Distance Learning Continues to Affect Seniors

By Abigail Cloutier
Jambar Contributor

Though distance learning in the wake of COVID-19 is an adjustment for all Youngstown State University students, it is especially challenging for those in their last semester. Students in hands-on programs are struggling as their graduation requirements shift.

For senior dental hygiene major Kasey Hood, she worries this disruption will affect her prospects after graduation.

“Last [academic] year, we got to start cleaning real people’s [teeth],” she said. “In spring, we’re supposed to complete all of our requirements. We need 15 specific patients: children, adolescents, certain amount of buildup on teeth, and then we were supposed to take our board exam on April 15.”

After taking the clinical board exam at YSU, Hood was supposed to take a computer-simulated exam and a national board exam at a testing center. YSU emailed the dental hygiene students March 30 to inform them their clinical exam was canceled. It was expected the national exam would also be canceled.

“Right now, we don’t even know if we will graduate,” Hood said. “Our teacher told us in a Zoom meeting that we may have to take an incomplete [grade] in clinic and come back in the summer.”

However, the Office of Academic Affairs emailed students on April 3 and announced all summer courses would continue online.

“We will continue to evaluate how we can offer clinical experiences, practice, graduate research, and similar face-to-face experiences during the summer term and second summer semester,” the email from Brien Smith, provost and vice president for academic affairs, said.

Hood said several solutions have been proposed, including a temporary license or waiving requirements on a national scale, but the situation changes daily.

“It messes with my overall plan because I got accepted into graduate school [at YSU] in the fall, but I can’t go to grad school if I didn’t graduate,” she said. “So I don’t know.” 

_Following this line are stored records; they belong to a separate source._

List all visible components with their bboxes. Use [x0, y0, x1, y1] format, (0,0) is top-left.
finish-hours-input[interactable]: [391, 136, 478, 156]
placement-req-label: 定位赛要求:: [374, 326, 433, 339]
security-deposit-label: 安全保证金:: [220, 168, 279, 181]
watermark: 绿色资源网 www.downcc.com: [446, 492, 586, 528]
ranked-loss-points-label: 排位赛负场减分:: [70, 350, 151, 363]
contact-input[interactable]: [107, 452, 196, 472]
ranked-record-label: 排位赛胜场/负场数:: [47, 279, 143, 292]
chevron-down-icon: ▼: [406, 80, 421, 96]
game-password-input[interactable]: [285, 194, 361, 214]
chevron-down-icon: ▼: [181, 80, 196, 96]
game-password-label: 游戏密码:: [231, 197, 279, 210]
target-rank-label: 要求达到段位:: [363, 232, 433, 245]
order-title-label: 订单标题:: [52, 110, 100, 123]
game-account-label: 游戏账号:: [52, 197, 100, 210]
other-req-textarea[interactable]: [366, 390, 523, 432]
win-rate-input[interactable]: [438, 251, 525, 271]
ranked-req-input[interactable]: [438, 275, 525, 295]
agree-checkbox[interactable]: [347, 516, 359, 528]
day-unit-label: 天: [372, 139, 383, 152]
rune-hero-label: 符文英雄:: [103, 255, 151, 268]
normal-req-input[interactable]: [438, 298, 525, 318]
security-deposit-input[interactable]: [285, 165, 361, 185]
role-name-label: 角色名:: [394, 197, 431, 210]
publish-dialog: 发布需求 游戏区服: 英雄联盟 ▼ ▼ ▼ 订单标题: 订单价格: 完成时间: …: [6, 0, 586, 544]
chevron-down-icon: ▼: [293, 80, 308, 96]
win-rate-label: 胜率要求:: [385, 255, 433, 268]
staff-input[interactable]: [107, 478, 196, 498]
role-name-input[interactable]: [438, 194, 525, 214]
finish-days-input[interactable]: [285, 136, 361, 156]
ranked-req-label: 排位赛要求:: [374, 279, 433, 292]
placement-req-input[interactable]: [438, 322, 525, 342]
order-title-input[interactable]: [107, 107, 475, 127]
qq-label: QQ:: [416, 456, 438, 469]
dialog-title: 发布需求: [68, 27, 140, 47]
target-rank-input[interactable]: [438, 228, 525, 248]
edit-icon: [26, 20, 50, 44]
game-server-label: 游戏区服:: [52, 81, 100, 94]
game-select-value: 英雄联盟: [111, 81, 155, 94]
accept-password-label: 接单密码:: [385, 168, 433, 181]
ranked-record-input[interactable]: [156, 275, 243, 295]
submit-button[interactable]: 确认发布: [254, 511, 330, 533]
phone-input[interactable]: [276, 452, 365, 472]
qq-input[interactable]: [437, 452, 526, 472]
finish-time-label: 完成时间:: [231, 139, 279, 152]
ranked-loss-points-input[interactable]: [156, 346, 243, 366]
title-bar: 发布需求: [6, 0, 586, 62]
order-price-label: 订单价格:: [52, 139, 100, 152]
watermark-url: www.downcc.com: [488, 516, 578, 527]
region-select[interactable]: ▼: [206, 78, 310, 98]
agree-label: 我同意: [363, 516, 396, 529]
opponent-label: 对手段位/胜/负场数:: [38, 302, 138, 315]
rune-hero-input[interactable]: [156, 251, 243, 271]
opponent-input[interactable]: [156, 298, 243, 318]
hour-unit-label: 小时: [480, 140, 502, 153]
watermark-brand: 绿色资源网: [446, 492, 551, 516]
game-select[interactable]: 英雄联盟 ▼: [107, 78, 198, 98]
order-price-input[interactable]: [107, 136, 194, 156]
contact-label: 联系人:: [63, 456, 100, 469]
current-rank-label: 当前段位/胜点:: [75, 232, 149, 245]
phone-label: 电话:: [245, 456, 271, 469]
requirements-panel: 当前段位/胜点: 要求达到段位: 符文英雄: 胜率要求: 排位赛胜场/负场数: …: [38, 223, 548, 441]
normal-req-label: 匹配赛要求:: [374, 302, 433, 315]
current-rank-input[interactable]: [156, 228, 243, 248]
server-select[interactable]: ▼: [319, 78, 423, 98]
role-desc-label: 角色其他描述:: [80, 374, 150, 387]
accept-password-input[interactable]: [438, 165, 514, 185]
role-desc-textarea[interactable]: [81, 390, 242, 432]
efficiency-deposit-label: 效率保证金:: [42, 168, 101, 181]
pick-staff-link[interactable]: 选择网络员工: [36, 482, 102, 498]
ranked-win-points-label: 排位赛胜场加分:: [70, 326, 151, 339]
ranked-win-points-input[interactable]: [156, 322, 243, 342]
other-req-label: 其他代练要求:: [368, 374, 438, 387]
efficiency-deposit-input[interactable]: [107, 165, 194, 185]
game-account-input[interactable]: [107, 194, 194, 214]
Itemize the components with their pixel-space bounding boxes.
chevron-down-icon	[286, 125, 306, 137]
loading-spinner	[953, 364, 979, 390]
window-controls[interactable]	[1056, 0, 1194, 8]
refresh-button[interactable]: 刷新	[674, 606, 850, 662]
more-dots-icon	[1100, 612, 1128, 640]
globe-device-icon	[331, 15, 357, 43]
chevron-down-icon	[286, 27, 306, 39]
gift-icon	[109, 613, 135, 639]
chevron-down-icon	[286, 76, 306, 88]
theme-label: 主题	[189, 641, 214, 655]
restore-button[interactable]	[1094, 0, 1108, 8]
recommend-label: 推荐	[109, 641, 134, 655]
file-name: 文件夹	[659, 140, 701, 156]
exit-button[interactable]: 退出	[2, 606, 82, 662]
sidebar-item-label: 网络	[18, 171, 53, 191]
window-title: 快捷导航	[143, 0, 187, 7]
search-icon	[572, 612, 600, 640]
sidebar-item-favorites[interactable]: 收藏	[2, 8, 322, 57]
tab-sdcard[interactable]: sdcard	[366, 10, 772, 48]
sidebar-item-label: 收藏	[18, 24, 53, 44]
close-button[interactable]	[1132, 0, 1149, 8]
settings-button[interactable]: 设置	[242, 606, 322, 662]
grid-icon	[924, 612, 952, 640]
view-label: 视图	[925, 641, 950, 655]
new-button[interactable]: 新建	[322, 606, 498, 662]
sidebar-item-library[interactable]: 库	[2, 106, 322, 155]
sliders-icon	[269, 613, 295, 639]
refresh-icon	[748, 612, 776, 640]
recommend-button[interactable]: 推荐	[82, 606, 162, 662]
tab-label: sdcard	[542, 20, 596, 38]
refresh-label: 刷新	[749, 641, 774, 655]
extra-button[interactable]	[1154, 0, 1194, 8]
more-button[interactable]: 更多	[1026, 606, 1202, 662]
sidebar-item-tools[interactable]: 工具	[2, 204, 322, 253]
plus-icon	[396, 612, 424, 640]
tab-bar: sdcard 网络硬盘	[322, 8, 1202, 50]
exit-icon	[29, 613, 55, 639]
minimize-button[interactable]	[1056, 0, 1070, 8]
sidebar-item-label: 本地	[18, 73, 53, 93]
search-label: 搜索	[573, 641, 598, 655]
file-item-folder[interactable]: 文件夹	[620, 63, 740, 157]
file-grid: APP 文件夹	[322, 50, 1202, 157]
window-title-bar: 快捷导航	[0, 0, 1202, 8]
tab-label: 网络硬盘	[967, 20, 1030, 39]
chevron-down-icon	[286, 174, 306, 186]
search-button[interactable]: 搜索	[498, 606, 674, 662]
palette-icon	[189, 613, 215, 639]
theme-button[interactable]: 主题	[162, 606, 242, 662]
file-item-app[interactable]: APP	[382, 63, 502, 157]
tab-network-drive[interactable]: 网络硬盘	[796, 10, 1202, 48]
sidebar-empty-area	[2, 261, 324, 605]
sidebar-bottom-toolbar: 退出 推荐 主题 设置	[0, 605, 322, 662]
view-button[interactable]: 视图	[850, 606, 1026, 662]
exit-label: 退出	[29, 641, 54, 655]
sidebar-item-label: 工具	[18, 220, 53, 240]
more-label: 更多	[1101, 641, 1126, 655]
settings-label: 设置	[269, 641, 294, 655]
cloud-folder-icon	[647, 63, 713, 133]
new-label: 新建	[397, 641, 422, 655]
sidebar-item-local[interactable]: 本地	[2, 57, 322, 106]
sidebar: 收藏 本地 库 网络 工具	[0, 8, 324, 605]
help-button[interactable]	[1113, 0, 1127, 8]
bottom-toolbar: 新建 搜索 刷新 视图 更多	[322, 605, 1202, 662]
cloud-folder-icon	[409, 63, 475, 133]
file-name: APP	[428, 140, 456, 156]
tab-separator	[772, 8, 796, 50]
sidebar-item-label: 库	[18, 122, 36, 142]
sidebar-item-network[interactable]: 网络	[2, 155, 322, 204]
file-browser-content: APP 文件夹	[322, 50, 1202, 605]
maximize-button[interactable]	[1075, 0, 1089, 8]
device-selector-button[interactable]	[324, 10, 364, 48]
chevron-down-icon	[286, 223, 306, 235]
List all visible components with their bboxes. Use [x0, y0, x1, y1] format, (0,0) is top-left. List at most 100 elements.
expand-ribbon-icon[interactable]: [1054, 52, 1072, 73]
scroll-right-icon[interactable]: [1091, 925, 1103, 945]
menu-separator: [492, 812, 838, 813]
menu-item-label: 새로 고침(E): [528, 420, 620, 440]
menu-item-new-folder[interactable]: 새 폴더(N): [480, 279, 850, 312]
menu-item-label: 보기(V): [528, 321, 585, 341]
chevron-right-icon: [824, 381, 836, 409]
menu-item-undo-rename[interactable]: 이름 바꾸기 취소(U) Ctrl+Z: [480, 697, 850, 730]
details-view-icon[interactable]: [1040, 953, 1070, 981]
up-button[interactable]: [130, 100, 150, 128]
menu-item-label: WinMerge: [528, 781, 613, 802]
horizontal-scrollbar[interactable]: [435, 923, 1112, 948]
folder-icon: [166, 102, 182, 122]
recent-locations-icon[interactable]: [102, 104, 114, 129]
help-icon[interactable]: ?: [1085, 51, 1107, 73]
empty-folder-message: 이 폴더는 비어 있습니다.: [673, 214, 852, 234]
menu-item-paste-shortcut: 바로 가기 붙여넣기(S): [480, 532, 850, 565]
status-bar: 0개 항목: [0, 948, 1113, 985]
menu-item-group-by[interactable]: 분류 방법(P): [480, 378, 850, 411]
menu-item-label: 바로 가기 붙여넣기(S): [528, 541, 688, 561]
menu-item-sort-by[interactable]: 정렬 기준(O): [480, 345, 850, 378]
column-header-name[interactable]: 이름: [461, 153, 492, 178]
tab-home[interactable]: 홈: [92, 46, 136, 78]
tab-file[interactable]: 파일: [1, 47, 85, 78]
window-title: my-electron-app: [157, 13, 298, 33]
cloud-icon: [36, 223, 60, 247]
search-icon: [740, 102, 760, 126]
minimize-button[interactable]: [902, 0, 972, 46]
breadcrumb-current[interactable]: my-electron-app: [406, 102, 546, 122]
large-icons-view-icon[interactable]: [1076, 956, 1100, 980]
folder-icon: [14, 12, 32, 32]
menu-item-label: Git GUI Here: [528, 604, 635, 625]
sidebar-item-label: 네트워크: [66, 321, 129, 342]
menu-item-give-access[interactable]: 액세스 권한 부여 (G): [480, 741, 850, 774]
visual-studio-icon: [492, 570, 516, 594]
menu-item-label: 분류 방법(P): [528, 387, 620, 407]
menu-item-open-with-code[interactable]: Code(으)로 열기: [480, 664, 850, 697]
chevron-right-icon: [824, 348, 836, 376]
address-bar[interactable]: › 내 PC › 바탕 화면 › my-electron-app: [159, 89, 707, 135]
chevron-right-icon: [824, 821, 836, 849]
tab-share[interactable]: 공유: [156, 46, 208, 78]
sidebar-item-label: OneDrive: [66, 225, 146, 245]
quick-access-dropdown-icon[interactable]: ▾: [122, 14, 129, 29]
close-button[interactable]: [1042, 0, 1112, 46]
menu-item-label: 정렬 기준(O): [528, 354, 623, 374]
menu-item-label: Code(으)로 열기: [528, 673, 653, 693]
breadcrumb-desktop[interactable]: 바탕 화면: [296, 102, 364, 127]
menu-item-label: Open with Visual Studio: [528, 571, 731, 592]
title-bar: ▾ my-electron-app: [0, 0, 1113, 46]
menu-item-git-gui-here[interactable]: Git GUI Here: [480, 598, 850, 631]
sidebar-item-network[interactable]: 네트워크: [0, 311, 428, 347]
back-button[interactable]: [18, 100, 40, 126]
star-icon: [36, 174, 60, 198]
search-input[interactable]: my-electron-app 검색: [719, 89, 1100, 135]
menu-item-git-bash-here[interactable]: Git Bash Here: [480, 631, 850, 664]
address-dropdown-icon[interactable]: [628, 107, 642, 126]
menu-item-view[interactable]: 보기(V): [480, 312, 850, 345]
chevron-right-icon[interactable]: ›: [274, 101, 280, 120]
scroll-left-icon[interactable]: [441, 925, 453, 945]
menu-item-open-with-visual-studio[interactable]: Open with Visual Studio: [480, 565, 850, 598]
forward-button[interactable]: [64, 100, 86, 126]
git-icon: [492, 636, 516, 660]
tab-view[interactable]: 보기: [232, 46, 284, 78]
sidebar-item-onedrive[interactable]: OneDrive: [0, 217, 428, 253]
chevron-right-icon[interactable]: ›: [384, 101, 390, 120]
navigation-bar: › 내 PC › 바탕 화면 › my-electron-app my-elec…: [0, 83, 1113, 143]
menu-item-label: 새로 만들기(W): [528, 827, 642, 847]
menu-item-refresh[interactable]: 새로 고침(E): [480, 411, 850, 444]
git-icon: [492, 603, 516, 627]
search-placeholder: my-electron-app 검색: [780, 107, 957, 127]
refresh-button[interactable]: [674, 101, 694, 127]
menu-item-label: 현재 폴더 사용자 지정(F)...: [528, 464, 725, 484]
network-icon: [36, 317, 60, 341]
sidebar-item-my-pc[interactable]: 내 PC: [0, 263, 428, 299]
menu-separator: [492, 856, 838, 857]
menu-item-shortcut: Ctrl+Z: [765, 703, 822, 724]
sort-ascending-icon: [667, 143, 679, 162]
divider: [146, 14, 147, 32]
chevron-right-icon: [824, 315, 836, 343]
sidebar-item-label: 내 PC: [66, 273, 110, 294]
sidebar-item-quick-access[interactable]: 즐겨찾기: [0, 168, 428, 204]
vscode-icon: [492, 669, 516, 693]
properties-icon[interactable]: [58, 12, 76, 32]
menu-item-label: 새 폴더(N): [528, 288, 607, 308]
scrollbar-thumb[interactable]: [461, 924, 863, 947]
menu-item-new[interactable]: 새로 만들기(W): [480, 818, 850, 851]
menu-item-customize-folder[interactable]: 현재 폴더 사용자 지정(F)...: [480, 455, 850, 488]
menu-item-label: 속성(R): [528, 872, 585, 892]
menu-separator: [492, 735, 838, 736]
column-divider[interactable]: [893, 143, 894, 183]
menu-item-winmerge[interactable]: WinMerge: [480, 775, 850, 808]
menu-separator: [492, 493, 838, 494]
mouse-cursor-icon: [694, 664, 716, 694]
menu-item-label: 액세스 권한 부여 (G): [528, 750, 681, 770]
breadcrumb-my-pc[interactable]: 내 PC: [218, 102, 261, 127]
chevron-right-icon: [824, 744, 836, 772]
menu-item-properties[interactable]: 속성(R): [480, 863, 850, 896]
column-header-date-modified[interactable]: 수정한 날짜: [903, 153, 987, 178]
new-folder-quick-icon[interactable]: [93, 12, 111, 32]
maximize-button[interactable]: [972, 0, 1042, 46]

Hood said while she can continue to work at her restaurant job until the future is more certain, many of her colleagues in the program have already accepted job offers in dental offices and are unsure of what will happen.

Students in STEM are also facing difficulties regarding senior projects. Grant Wagner, Matthew Heffinger, Everett Martin, Brandon Baum and John Simcox are all senior mechanical engineering majors. Their hands-on senior project cannot be fully completed due to distance learning.

“Our senior design project was to compete in a NASA lunar robotics competition held at the Kennedy Space Center,” Simcox said. “We were tasked with designing, building, and programming a robot to navigate a mining pit that NASA has.”

The competition was originally set for the first week of May and was postponed to the first week in August before ultimately being canceled. 

“So, basically things just kind of got altogether ruined by this,” Heffinger said. “Luckily, we were able to make pretty good progress before things kind of went south, so we do have what you see built already. And we’re just basically working on getting it to run correctly.”

But the actual design of the robot was only a small portion of their project and competition requirements.

“The digging portion was just one-fifth of the competition,” Simcox said. “We also had to make a presentation for NASA, write a systems engineering report and then another super cool thing that we had to do was we had to do an outreach project, which is we have to engage the general public in learning about STEM.”

That project, originally planned to occur at OH WOW! in downtown Youngstown, can no longer move forward.

However, the group said their professors have been understanding and they will still receive academic credit for their project. 

“We were kind of in a special situation, but for most of the other students, it’s more writing reports, and then we’re still able to do presentations virtually, which, it’s not as good,” Wagner said. “We’re not able to do this showcase anymore, so we lose out on presentation skills, stuff like that.”

The group said that the department has been supportive.

“The department chair, Hazel Marie, is the professor for the class for our senior design capstone class,” Simcox said. “We have a lab for that class where we do most of our work, and the professor in that lab is Dr. Jason Walker. They are both as bummed as we are about our competition, and they’re handling it super cool.”

Other seniors in hands-on programs, like telecommunications, are missing out on access to university studios and equipment. Kim Lechner, a senior telecommunication studies major, ended her senior internship with YSU athletics early due to COVID-19.

“So, I guess now I’m doing a research paper hybrid thing that we came up with,” Lechner said. “But it’s really rough because I went from working consistently three days — two days a week for five hours plus games on the weekends — to nothing. So, it’s been a quick and hard turnover for me.”

Lechner’s senior project consisted of 10 podcast episodes she had to record and produce. Since she has finished about half, she’s required to write an additional research paper to gain full credit.

“You can’t replicate in person things. You just can’t replicate it online,” Lechner said. “It’s hard not being able to consult professors. It’s hard not being able to just walk down the hall and talk to someone about a situation. It’s really just that professor-student relationship that I don’t have anymore.”